Throughout Tokyo, you’ll find excellent restaurants offering all three dishes. Soba can be served in a bowl of hot noodle soup, or cold on a separate bamboo tray (our favourite).
Dip the cold noodles into a cup of sweetened soy sauce with mirin and dashi and remember to slurp loudly – it’s a Japanese etiquette that shows you’re enjoying your noodles.
Tempura – fried seafood or vegetables – is perhaps the tastiest accompaniment to either hot or cold soba.
This fish-shaped waffle is a favourite in Japanese street food. Luckily, Tokyo has plenty of small bakeries offering them.
Taiyaki is essentially a waffle with a variety of sweet fillings that originated in Meiji-Era Tokyo. In terms of fillings, they come in azuki beans, custard and chocolate as the most popular.
Perhaps a nod to the recent trend of cronuts, a popular variation is the so-called croissant taiyaki. As the name suggests, they are taiyaki with a very crispy croissant outer layer.
Design trends have also created new characters outside the traditional fish-shape of the taiyaki like this adorable panda and the inescapable Hello Kitty.
Green tea (or matcha) is one of Japan's most famous products and the locals sure do love using it in a variety of sweets, snacks and confectioneries.
There are matcha cookies, matcha croissant, matcha oreos… many bakeries, shops and even supermarkets offer some kind of matcha-based delight to enjoy for a short break in a nearby park.
In summer, one of the best ways to enjoy matcha is as an ice-cream, and the richest matcha ice-cream happens to be at the tea store Suzukien in Tokyo’s own Asakusa district.
With the highest quality unagi (freshwater eel in Japanese) just around the corner in Shizuoka Prefecture, there are plenty of unagi restaurants to choose from. In the dish una-don –another one originating from Tokyo – grilled fillets of unagi with a caramelised, sweetened soy-based sauce is placed over a bed of steamed white rice.

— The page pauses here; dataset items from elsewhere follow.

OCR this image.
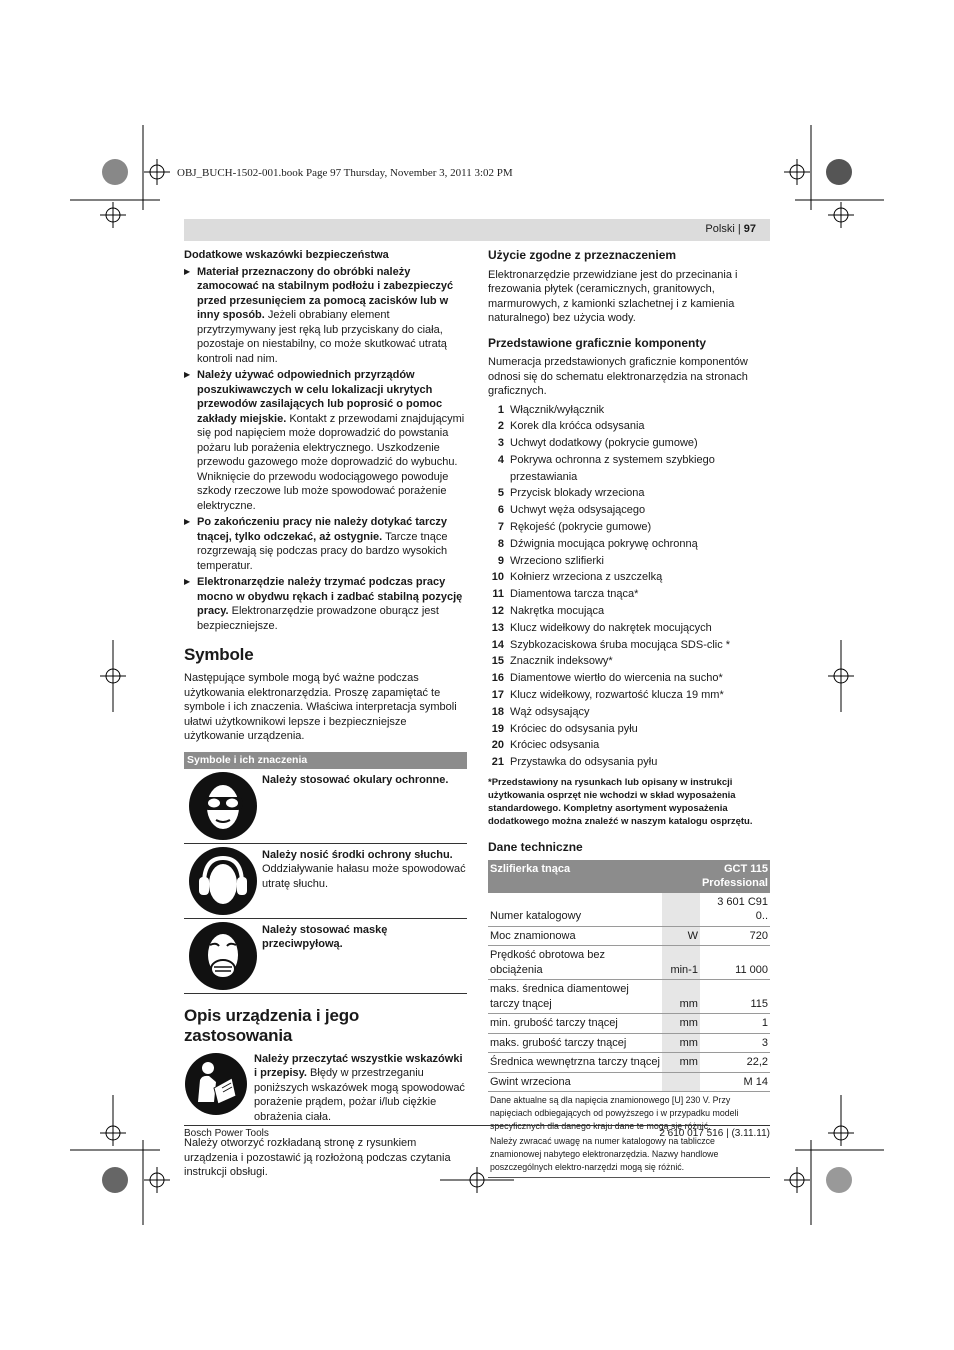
OBJ_BUCH-1502-001.book Page 97 Thursday, November 3, 2011 3:02 PM
Polski | 97
Dodatkowe wskazówki bezpieczeństwa
▶ Materiał przeznaczony do obróbki należy zamocować na stabilnym podłożu i zabezpieczyć przed przesunięciem za pomocą zacisków lub w inny sposób. Jeżeli obrabiany element przytrzymywany jest ręką lub przyciskany do ciała, pozostaje on niestabilny, co może skutkować utratą kontroli nad nim.
▶ Należy używać odpowiednich przyrządów poszukiwawczych w celu lokalizacji ukrytych przewodów zasilających lub poprosić o pomoc zakłady miejskie. Kontakt z przewodami znajdującymi się pod napięciem może doprowadzić do powstania pożaru lub porażenia elektrycznego. Uszkodzenie przewodu gazowego może doprowadzić do wybuchu. Wniknięcie do przewodu wodociągowego powoduje szkody rzeczowe lub może spowodować porażenie elektryczne.
▶ Po zakończeniu pracy nie należy dotykać tarczy tnącej, tylko odczekać, aż ostygnie. Tarcze tnące rozgrzewają się podczas pracy do bardzo wysokich temperatur.
▶ Elektronarzędzie należy trzymać podczas pracy mocno w obydwu rękach i zadbać stabilną pozycję pracy. Elektronarzędzie prowadzone oburącz jest bezpieczniejsze.
Symbole
Następujące symbole mogą być ważne podczas użytkowania elektronarzędzia. Proszę zapamiętać te symbole i ich znaczenia. Właściwa interpretacja symboli ułatwi użytkownikowi lepsze i bezpieczniejsze użytkowanie urządzenia.
Symbole i ich znaczenia
Należy stosować okulary ochronne.
Należy nosić środki ochrony słuchu. Oddziaływanie hałasu może spowodować utratę słuchu.
Należy stosować maskę przeciwpyłową.
Opis urządzenia i jego zastosowania
Należy przeczytać wszystkie wskazówki i przepisy. Błędy w przestrzeganiu poniższych wskazówek mogą spowodować porażenie prądem, pożar i/lub ciężkie obrażenia ciała.
Należy otworzyć rozkładaną stronę z rysunkiem urządzenia i pozostawić ją rozłożoną podczas czytania instrukcji obsługi.
Użycie zgodne z przeznaczeniem
Elektronarzędzie przewidziane jest do przecinania i frezowania płytek (ceramicznych, granitowych, marmurowych, z kamionki szlachetnej i z kamienia naturalnego) bez użycia wody.
Przedstawione graficznie komponenty
Numeracja przedstawionych graficznie komponentów odnosi się do schematu elektronarzędzia na stronach graficznych.
1 Włącznik/wyłącznik
2 Korek dla króćca odsysania
3 Uchwyt dodatkowy (pokrycie gumowe)
4 Pokrywa ochronna z systemem szybkiego przestawiania
5 Przycisk blokady wrzeciona
6 Uchwyt węża odsysającego
7 Rękojeść (pokrycie gumowe)
8 Dźwignia mocująca pokrywę ochronną
9 Wrzeciono szlifierki
10 Kołnierz wrzeciona z uszczelką
11 Diamentowa tarcza tnąca*
12 Nakrętka mocująca
13 Klucz widełkowy do nakrętek mocujących
14 Szybkozaciskowa śruba mocująca SDS-clic *
15 Znacznik indeksowy*
16 Diamentowe wiertło do wiercenia na sucho*
17 Klucz widełkowy, rozwartość klucza 19 mm*
18 Wąż odsysający
19 Króciec do odsysania pyłu
20 Króciec odsysania
21 Przystawka do odsysania pyłu
*Przedstawiony na rysunkach lub opisany w instrukcji użytkowania osprzęt nie wchodzi w skład wyposażenia standardowego. Kompletny asortyment wyposażenia dodatkowego można znaleźć w naszym katalogu osprzętu.
Dane techniczne
Szlifierka tnąca		GCT 115
Professional
Numer katalogowy		3 601 C91 0..
Moc znamionowa	W	720
Prędkość obrotowa bez obciążenia	min-1	11 000
maks. średnica diamentowej tarczy tnącej	mm	115
min. grubość tarczy tnącej	mm	1
maks. grubość tarczy tnącej	mm	3
Średnica wewnętrzna tarczy tnącej	mm	22,2
Gwint wrzeciona		M 14
Dane aktualne są dla napięcia znamionowego [U] 230 V. Przy napięciach odbiegających od powyższego i w przypadku modeli specyficznych dla danego kraju dane te mogą się różnić.
Należy zwracać uwagę na numer katalogowy na tabliczce znamionowej nabytego elektronarzędzia. Nazwy handlowe poszczególnych elektro-narzędzi mogą się różnić.
Bosch Power Tools	2 610 017 516 | (3.11.11)
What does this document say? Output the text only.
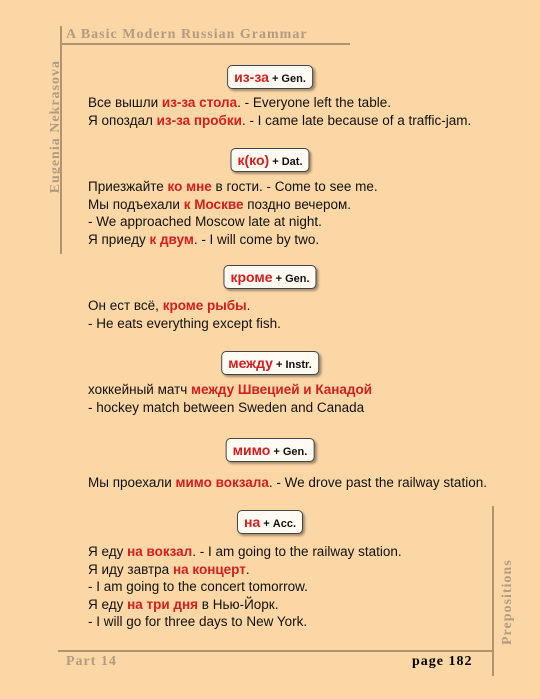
A Basic Modern Russian Grammar
Eugenia Nekrasova
Prepositions
Part 14	page 182
из-за + Gen.
Все вышли из-за стола. - Everyone left the table.
Я опоздал из-за пробки. - I came late because of a traffic-jam.
к(ко) + Dat.
Приезжайте ко мне в гости. - Come to see me.
Мы подъехали к Москве поздно вечером.
- We approached Moscow late at night.
Я приеду к двум. - I will come by two.
кроме + Gen.
Он ест всё, кроме рыбы.
- He eats everything except fish.
между + Instr.
хоккейный матч между Швецией и Канадой
- hockey match between Sweden and Canada
мимо + Gen.
Мы проехали мимо вокзала. - We drove past the railway station.
на + Acc.
Я еду на вокзал. - I am going to the railway station.
Я иду завтра на концерт.
- I am going to the concert tomorrow.
Я еду на три дня в Нью-Йорк.
- I will go for three days to New York.
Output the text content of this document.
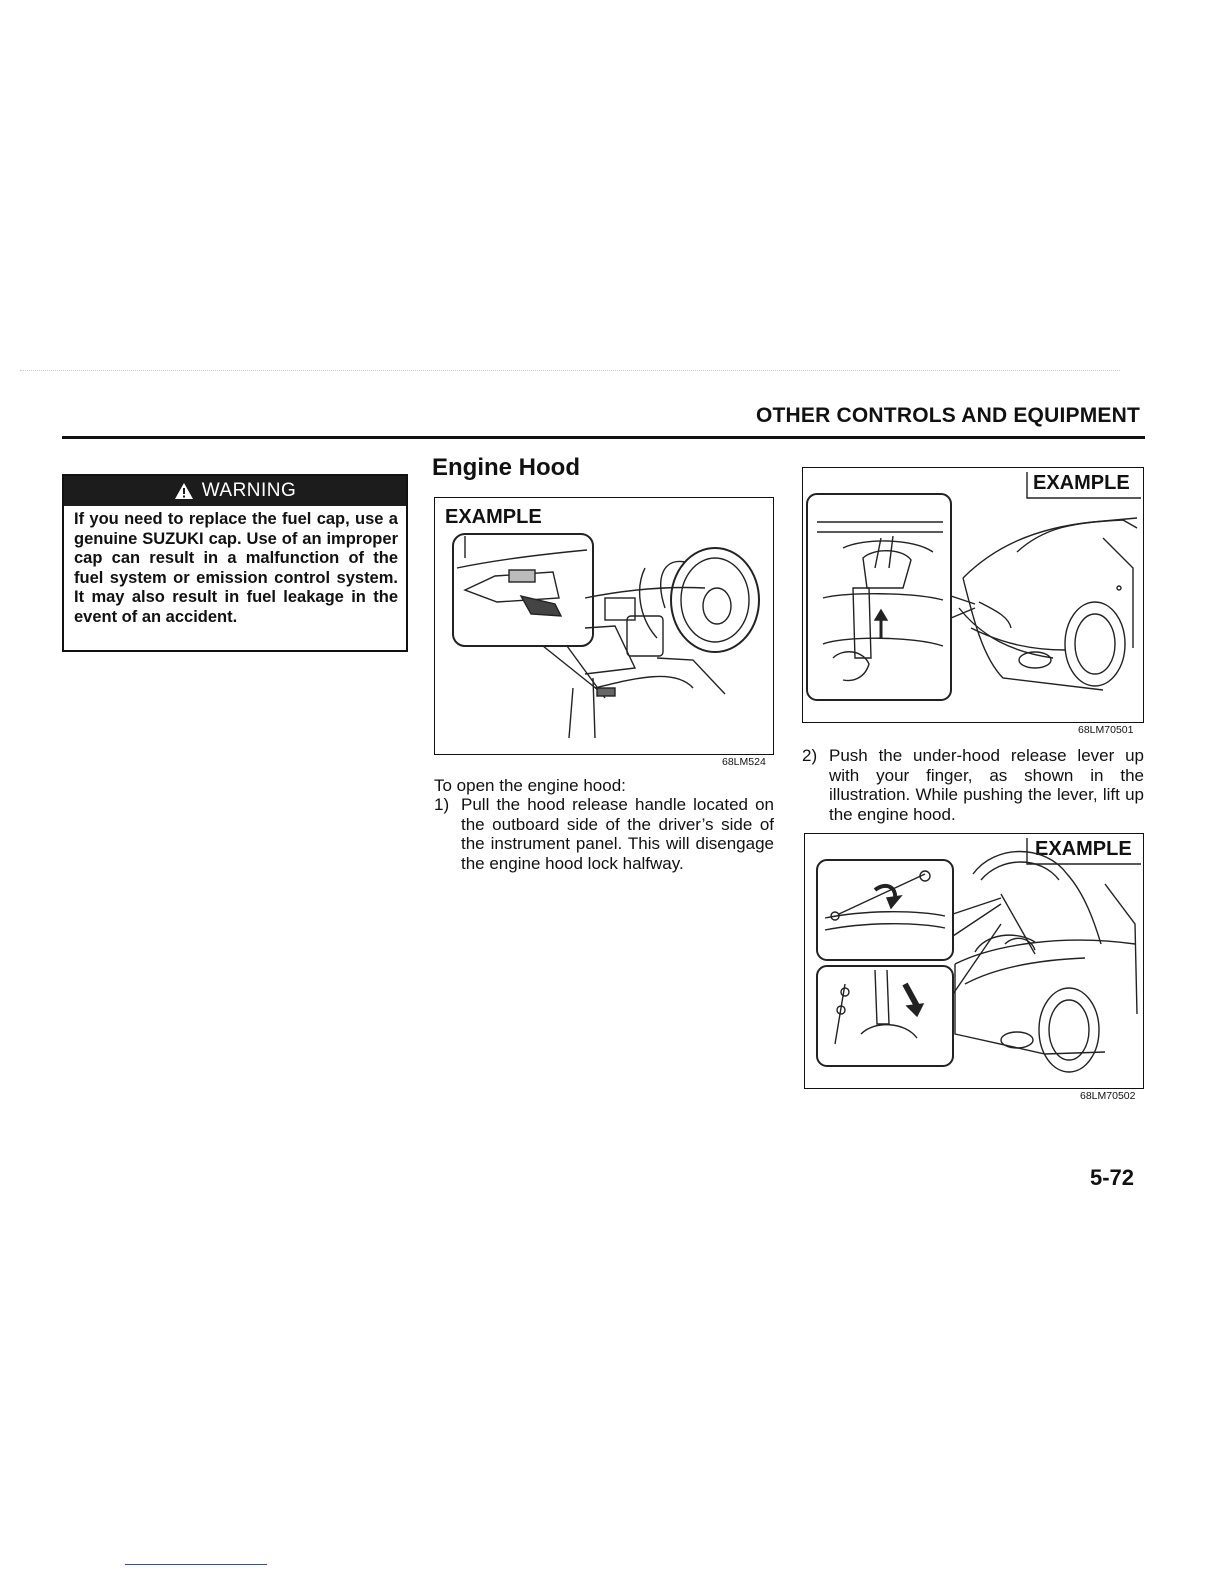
OTHER CONTROLS AND EQUIPMENT
WARNING
If you need to replace the fuel cap, use a genuine SUZUKI cap. Use of an improper cap can result in a malfunction of the fuel system or emission control system. It may also result in fuel leakage in the event of an accident.
Engine Hood
EXAMPLE
68LM524
To open the engine hood:
1) Pull the hood release handle located on the outboard side of the driver’s side of the instrument panel. This will disengage the engine hood lock halfway.
EXAMPLE
68LM70501
2) Push the under-hood release lever up with your finger, as shown in the illustration. While pushing the lever, lift up the engine hood.
EXAMPLE
68LM70502
5-72
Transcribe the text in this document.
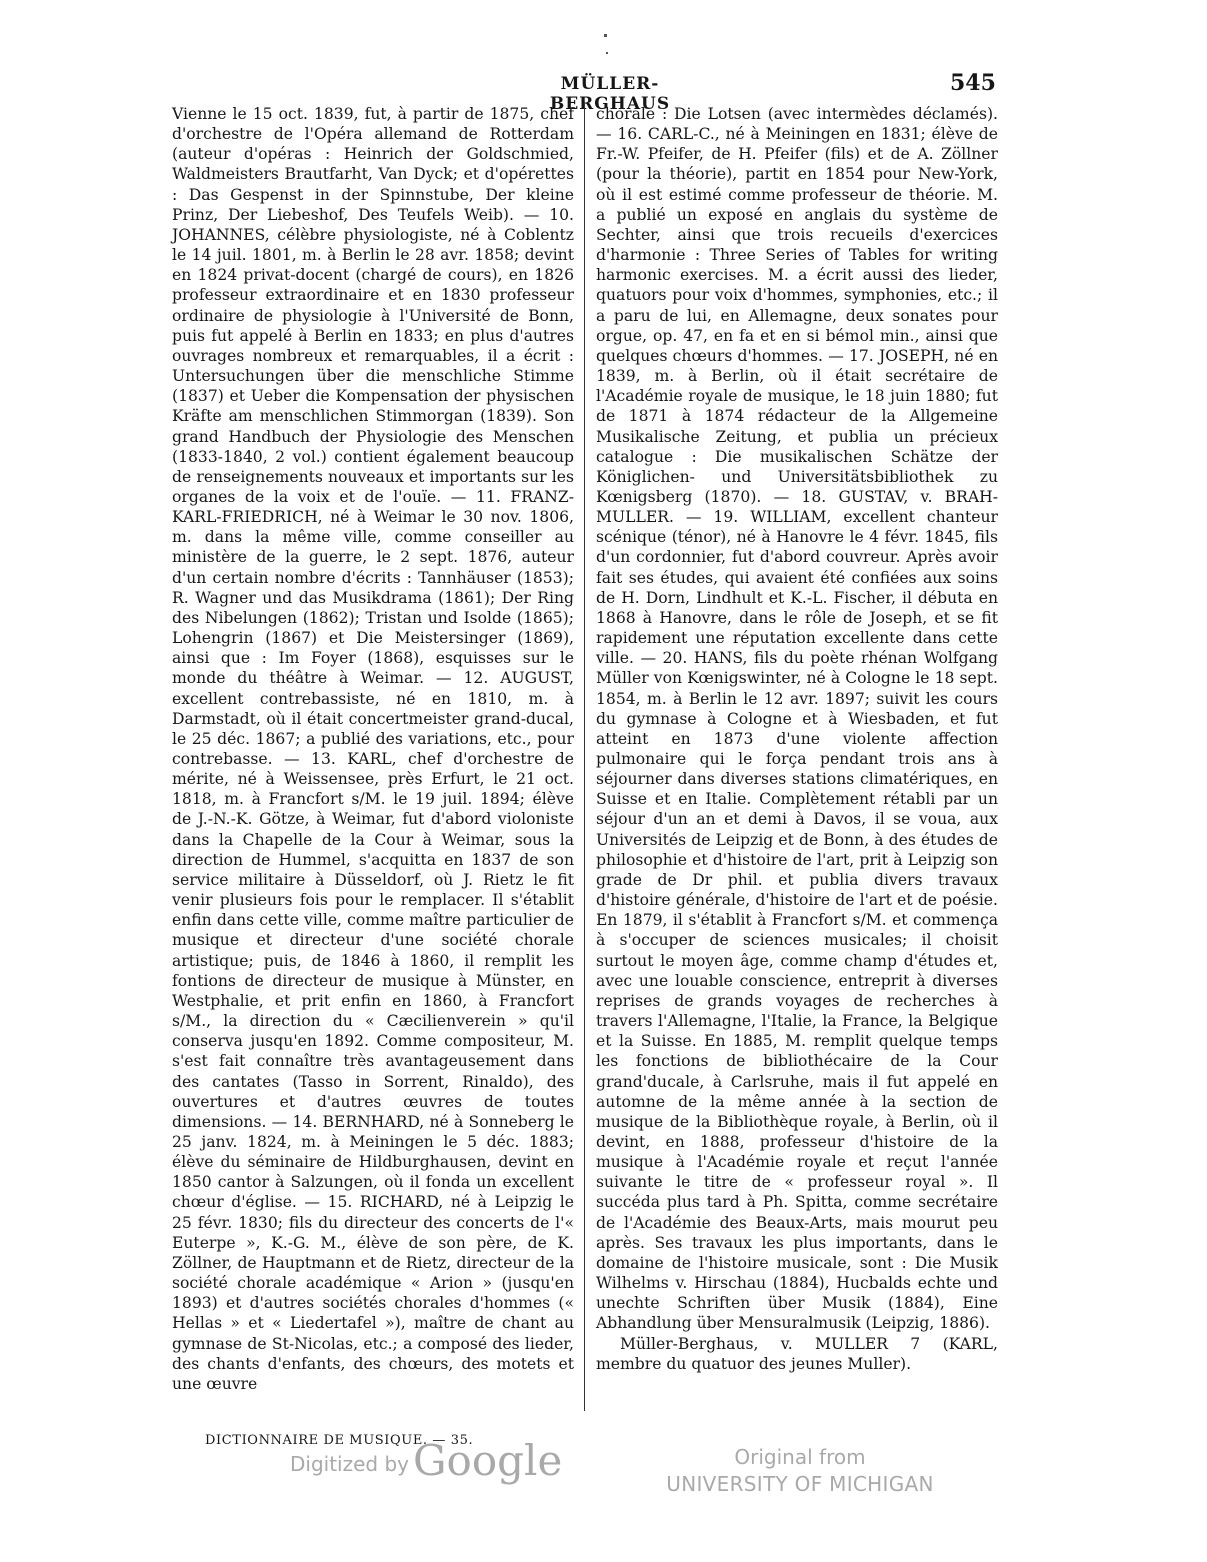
MÜLLER-BERGHAUS
545

Vienne le 15 oct. 1839, fut, à partir de 1875, chef d'orchestre de l'Opéra allemand de Rotterdam (auteur d'opéras : Heinrich der Goldschmied, Waldmeisters Brautfarht, Van Dyck; et d'opérettes : Das Gespenst in der Spinnstube, Der kleine Prinz, Der Liebeshof, Des Teufels Weib). — 10. JOHANNES, célèbre physiologiste, né à Coblentz le 14 juil. 1801, m. à Berlin le 28 avr. 1858; devint en 1824 privat-docent (chargé de cours), en 1826 professeur extraordinaire et en 1830 professeur ordinaire de physiologie à l'Université de Bonn, puis fut appelé à Berlin en 1833; en plus d'autres ouvrages nombreux et remarquables, il a écrit : Untersuchungen über die menschliche Stimme (1837) et Ueber die Kompensation der physischen Kräfte am menschlichen Stimmorgan (1839). Son grand Handbuch der Physiologie des Menschen (1833-1840, 2 vol.) contient également beaucoup de renseignements nouveaux et importants sur les organes de la voix et de l'ouïe. — 11. FRANZ-KARL-FRIEDRICH, né à Weimar le 30 nov. 1806, m. dans la même ville, comme conseiller au ministère de la guerre, le 2 sept. 1876, auteur d'un certain nombre d'écrits : Tannhäuser (1853); R. Wagner und das Musikdrama (1861); Der Ring des Nibelungen (1862); Tristan und Isolde (1865); Lohengrin (1867) et Die Meistersinger (1869), ainsi que : Im Foyer (1868), esquisses sur le monde du théâtre à Weimar. — 12. AUGUST, excellent contrebassiste, né en 1810, m. à Darmstadt, où il était concertmeister grand-ducal, le 25 déc. 1867; a publié des variations, etc., pour contrebasse. — 13. KARL, chef d'orchestre de mérite, né à Weissensee, près Erfurt, le 21 oct. 1818, m. à Francfort s/M. le 19 juil. 1894; élève de J.-N.-K. Götze, à Weimar, fut d'abord violoniste dans la Chapelle de la Cour à Weimar, sous la direction de Hummel, s'acquitta en 1837 de son service militaire à Düsseldorf, où J. Rietz le fit venir plusieurs fois pour le remplacer. Il s'établit enfin dans cette ville, comme maître particulier de musique et directeur d'une société chorale artistique; puis, de 1846 à 1860, il remplit les fontions de directeur de musique à Münster, en Westphalie, et prit enfin en 1860, à Francfort s/M., la direction du « Cæcilienverein » qu'il conserva jusqu'en 1892. Comme compositeur, M. s'est fait connaître très avantageusement dans des cantates (Tasso in Sorrent, Rinaldo), des ouvertures et d'autres œuvres de toutes dimensions. — 14. BERNHARD, né à Sonneberg le 25 janv. 1824, m. à Meiningen le 5 déc. 1883; élève du séminaire de Hildburghausen, devint en 1850 cantor à Salzungen, où il fonda un excellent chœur d'église. — 15. RICHARD, né à Leipzig le 25 févr. 1830; fils du directeur des concerts de l'« Euterpe », K.-G. M., élève de son père, de K. Zöllner, de Hauptmann et de Rietz, directeur de la société chorale académique « Arion » (jusqu'en 1893) et d'autres sociétés chorales d'hommes (« Hellas » et « Liedertafel »), maître de chant au gymnase de St-Nicolas, etc.; a composé des lieder, des chants d'enfants, des chœurs, des motets et une œuvre

chorale : Die Lotsen (avec intermèdes déclamés). — 16. CARL-C., né à Meiningen en 1831; élève de Fr.-W. Pfeifer, de H. Pfeifer (fils) et de A. Zöllner (pour la théorie), partit en 1854 pour New-York, où il est estimé comme professeur de théorie. M. a publié un exposé en anglais du système de Sechter, ainsi que trois recueils d'exercices d'harmonie : Three Series of Tables for writing harmonic exercises. M. a écrit aussi des lieder, quatuors pour voix d'hommes, symphonies, etc.; il a paru de lui, en Allemagne, deux sonates pour orgue, op. 47, en fa et en si bémol min., ainsi que quelques chœurs d'hommes. — 17. JOSEPH, né en 1839, m. à Berlin, où il était secrétaire de l'Académie royale de musique, le 18 juin 1880; fut de 1871 à 1874 rédacteur de la Allgemeine Musikalische Zeitung, et publia un précieux catalogue : Die musikalischen Schätze der Königlichen- und Universitätsbibliothek zu Kœnigsberg (1870). — 18. GUSTAV, v. BRAH-MULLER. — 19. WILLIAM, excellent chanteur scénique (ténor), né à Hanovre le 4 févr. 1845, fils d'un cordonnier, fut d'abord couvreur. Après avoir fait ses études, qui avaient été confiées aux soins de H. Dorn, Lindhult et K.-L. Fischer, il débuta en 1868 à Hanovre, dans le rôle de Joseph, et se fit rapidement une réputation excellente dans cette ville. — 20. HANS, fils du poète rhénan Wolfgang Müller von Kœnigswinter, né à Cologne le 18 sept. 1854, m. à Berlin le 12 avr. 1897; suivit les cours du gymnase à Cologne et à Wiesbaden, et fut atteint en 1873 d'une violente affection pulmonaire qui le força pendant trois ans à séjourner dans diverses stations climatériques, en Suisse et en Italie. Complètement rétabli par un séjour d'un an et demi à Davos, il se voua, aux Universités de Leipzig et de Bonn, à des études de philosophie et d'histoire de l'art, prit à Leipzig son grade de Dr phil. et publia divers travaux d'histoire générale, d'histoire de l'art et de poésie. En 1879, il s'établit à Francfort s/M. et commença à s'occuper de sciences musicales; il choisit surtout le moyen âge, comme champ d'études et, avec une louable conscience, entreprit à diverses reprises de grands voyages de recherches à travers l'Allemagne, l'Italie, la France, la Belgique et la Suisse. En 1885, M. remplit quelque temps les fonctions de bibliothécaire de la Cour grand'ducale, à Carlsruhe, mais il fut appelé en automne de la même année à la section de musique de la Bibliothèque royale, à Berlin, où il devint, en 1888, professeur d'histoire de la musique à l'Académie royale et reçut l'année suivante le titre de « professeur royal ». Il succéda plus tard à Ph. Spitta, comme secrétaire de l'Académie des Beaux-Arts, mais mourut peu après. Ses travaux les plus importants, dans le domaine de l'histoire musicale, sont : Die Musik Wilhelms v. Hirschau (1884), Hucbalds echte und unechte Schriften über Musik (1884), Eine Abhandlung über Mensuralmusik (Leipzig, 1886).

Müller-Berghaus, v. MULLER 7 (KARL, membre du quatuor des jeunes Muller).

DICTIONNAIRE DE MUSIQUE. — 35.
Digitized by Google	Original from
UNIVERSITY OF MICHIGAN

Don’t be weirded out by the fact that it’s eel. Una-don is truly one of those must-try-foods. You may also have a hard time trying to find it done authentically outside Japan too, so try it while you’re here.
Many restaurants treat their unagi sauce as a source of pride and is often a close-guarded family secret!
Foreign cuisine in Japan is not entirely foreign – it might be more accurate to call it Fusion Cuisine. These dishes are almost always altered to meet the tastes and demands of Japanese customers, making even a dish like spaghetti or curry (a local favourite) an entirely different, Japan-only dish.
The Kagurazaka district has many French restaurants recommended by both Japanese and French chefs.
If you prefer to stick to Asian food, Yokohama’s Chinatown is a great place to check out the delicious, slightly tweaked, Chinese cuisine.